«Ero commosso e, allo stesso tempo, anche gioioso». Così mons. Giusepe Pavone, amministratore diocesano, riassume i suoi stati d'animo durante l'annuncio della nomina di mons. Leonardo D'Ascenzo nuovo arcivescovo di Trani. E spiega: «Commosso perché, nella mia mente, passavano tanti ricordi vissuti con mons. Pichierri, gioioso perché la Chiesa cominciava a vivere un momento di resurrezione con la nomina del nuovo vescovo nella persona di mons. D'Ascenzo. In ogni caso, abbiamo accolto questo sacerdote davvero straordinario, come la nostra Chiesa aveva desiderato ormai dal momento della morte di Monsignor Pichierri».
La preghiera di attesa del nuovo presule cela, anche un piacevole retroscena, svelato dallo stesso mons. Pavone: «Abbiamo invocato il vescovo in una preghiera formalizzata dallo stesso mons. Pichierri, che abbiamo trovato scartabellando un po' tra i suoi scritti. Così, abbiamo offerto a tutte le nostre comunità parrocchiali la possibilità di elevare al Signore la preghiera di richiesta del nuovo vescovo, secondo il pensiero dello stesso Pichierri. In questo modo, abbiamo vissuto un momento di grande comunione ecclesiale ed ecclesiastica, nella letizia e nella gioia».

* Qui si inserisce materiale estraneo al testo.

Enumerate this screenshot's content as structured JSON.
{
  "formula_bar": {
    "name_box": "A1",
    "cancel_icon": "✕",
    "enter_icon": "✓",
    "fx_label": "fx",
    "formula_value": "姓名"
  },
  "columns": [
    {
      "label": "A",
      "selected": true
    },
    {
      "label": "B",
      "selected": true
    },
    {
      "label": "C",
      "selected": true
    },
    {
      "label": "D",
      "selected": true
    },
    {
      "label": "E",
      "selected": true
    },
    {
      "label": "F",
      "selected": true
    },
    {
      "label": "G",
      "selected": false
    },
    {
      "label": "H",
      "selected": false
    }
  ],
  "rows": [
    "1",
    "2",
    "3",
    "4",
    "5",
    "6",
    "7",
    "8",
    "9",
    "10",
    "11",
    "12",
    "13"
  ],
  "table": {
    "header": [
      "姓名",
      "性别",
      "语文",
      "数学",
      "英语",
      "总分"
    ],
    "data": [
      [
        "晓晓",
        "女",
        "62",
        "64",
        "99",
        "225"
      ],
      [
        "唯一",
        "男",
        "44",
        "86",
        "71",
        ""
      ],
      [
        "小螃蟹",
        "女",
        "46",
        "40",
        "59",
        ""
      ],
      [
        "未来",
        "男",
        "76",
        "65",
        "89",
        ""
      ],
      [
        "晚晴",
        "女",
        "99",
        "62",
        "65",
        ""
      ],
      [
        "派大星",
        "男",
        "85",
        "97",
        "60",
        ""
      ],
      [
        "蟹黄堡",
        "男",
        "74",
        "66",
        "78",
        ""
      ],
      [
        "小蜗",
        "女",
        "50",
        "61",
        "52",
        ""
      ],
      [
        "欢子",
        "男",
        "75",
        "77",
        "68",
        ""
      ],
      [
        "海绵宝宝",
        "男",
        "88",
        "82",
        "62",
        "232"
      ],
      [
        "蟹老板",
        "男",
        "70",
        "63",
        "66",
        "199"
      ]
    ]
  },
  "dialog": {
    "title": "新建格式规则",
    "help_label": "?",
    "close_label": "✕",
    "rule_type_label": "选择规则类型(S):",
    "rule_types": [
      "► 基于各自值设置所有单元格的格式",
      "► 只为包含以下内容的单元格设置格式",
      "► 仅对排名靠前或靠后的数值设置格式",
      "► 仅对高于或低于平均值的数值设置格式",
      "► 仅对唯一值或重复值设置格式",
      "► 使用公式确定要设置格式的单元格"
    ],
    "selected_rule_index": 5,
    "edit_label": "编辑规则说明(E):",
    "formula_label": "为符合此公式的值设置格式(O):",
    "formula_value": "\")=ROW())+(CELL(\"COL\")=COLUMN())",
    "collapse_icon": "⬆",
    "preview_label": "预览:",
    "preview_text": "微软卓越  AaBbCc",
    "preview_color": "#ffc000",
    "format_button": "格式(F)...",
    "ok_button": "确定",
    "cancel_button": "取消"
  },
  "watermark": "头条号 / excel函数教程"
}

Pavone, che incontrerà oggi il nuovo arcivescovo in quel di Anagni, ha confermato di non conoscerlo ancora di persona, «ma - riferisce -, per quello che si dice, pare essere una persona di grande equilibrio, un uomo di Dio, persona saggia e capace di fare ottimo discernimento».
Infine, tracciando un bilancio dei suoi tre mesi da amministratore diocesano, «sono stati caldi - rivela mons. Pavone -, e non solo per le temperature. Non ero predisposto per questo ministero, che mi è capitato tra capo e collo, ma mi ha aiutato un po' la piccola esperienza di vicario generale, nella quale avevo avuto modo di interfacciarmi con monsignor arcivescovo e condividere con lui delle soluzioni. In questo frangente ho sperimentato la capacità del silenzio e della sapienza, perché davanti a certe problematiche non puoi dire ad alcuno, né alcuno ti può aiutare a risolvere questi problemi, che devi sapere gestire con molta saggezza. Io credo che la cosa mi sia riuscita non perché io sia bravo, ma perché ho trovato davvero degli ottimi collaboratori sia nel collegio dei consultori, sia anche nei confratelli sacerdoti, i quali si sono resi molto disponibili a rendere il mio servizio, ma anche il mio percorso, meno arduo possibile».